These entertaining playoffs have been noted for the presence that the New York Knicks have maintained over the sport's biggest stage.
This goes well beyond the attention their ongoing coaching search has commanded during the ongoing NBA Finals, which currently sits at a 2-2 tie in one of the most entertaining series we've had in years. The Knicks themselves inched close to the final matchup in making it all the way to the Eastern Conference Finals, and plenty of familiar faces have similarly clawed deep into the postseason.
Julius Randle made the All-Star team three times during his stint in New York while Isaiah Hartenstein elevated into a fan-favorite role player, and they both quickly found favorable destinations in their first seasons since leaving the Knicks with the Western Conference Finalist Minnesota Timberwolves and the Finals-contending Oklahoma City Thunder, respectively.
But arguably no recent Knicks alumnus has made the Knicks look worse than Obi Toppin, who's spent the last two months helping the Indiana Pacers beat every opponent they've seen as a pivotal role player.
He and his team sit two wins away from one of the most improbable championship wins in league history, and he's been there every step of the way as an athletic play-finisher who succeeds in Indiana's high-octane system. He hits big 3-pointers, dunks to capitalize on big runs and refuses to shrink in the clutch, where the Pacers seem to end up in every game they play.
OH MY GOODNESS OBI TOPPIN
— NBA (@NBA) June 12, 2025
FLIES IN FOR THE PUTBACK SLAM TO PUT THE PACERS UP 7!!!!

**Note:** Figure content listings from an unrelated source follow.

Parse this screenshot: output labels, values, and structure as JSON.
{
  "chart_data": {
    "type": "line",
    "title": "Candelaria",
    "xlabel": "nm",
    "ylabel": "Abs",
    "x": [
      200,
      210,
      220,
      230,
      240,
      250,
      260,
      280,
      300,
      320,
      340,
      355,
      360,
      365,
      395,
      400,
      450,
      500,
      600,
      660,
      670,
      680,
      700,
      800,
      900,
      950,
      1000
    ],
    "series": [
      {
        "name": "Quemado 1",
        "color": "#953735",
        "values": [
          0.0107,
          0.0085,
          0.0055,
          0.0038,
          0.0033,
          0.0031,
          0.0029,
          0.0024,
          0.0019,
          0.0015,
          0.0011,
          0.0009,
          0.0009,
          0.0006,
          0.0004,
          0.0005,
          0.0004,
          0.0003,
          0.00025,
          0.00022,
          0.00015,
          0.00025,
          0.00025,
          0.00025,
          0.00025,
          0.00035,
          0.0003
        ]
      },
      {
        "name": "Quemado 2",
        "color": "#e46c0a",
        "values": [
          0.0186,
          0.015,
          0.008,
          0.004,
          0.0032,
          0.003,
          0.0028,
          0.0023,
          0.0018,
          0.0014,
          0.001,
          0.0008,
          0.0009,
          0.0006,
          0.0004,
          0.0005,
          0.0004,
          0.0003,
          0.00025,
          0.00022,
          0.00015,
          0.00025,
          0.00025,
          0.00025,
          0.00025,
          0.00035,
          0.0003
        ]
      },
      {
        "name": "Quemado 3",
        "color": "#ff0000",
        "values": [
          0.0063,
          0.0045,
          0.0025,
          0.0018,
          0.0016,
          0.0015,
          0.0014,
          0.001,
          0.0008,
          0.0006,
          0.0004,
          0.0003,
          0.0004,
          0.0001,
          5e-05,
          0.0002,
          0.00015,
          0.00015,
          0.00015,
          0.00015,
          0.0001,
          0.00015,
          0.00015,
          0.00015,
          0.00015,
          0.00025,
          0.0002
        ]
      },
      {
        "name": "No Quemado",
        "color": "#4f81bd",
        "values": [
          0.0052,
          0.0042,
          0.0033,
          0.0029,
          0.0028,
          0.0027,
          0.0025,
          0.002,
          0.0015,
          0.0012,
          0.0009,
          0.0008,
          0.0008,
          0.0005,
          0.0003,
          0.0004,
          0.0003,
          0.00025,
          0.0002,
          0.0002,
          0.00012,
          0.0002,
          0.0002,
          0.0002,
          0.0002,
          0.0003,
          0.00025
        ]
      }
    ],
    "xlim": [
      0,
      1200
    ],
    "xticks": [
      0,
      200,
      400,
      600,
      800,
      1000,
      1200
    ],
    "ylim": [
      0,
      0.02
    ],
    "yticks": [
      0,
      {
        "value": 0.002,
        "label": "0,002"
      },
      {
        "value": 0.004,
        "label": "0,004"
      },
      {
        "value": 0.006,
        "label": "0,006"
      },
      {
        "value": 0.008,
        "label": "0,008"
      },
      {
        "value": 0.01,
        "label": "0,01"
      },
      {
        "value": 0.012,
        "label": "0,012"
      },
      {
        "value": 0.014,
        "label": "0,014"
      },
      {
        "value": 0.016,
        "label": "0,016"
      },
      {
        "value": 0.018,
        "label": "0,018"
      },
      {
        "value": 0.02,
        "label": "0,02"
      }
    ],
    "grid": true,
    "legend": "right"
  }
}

Get to ABC for the finish of Game 3! pic.twitter.com/eaz79UmJ2X
No one who's just now turning into the NBA would guess that the same guy who's averaging over 11 points on 49% from the field and 38% from behind the arc was just given away to the Pacers for free just two years ago, when he was dumped in exchange for two distant second-round picks. Despite his special athleticism, he never seemed to fit in as a corner sitter in Tom Thibodeau's system.
Toppin's since gotten more than the last laugh, having faced his former team in two straight postseasons since getting traded and winning both matchups, while the Knicks now find themselves embroiled in a messy quest to find a replacement for the recently-fired Thibodeau.
The New Yorker may not have been the most effective use of the No. 8 pick in the 2020 Draft, but he's clearly worth more than the Knicks valued him at.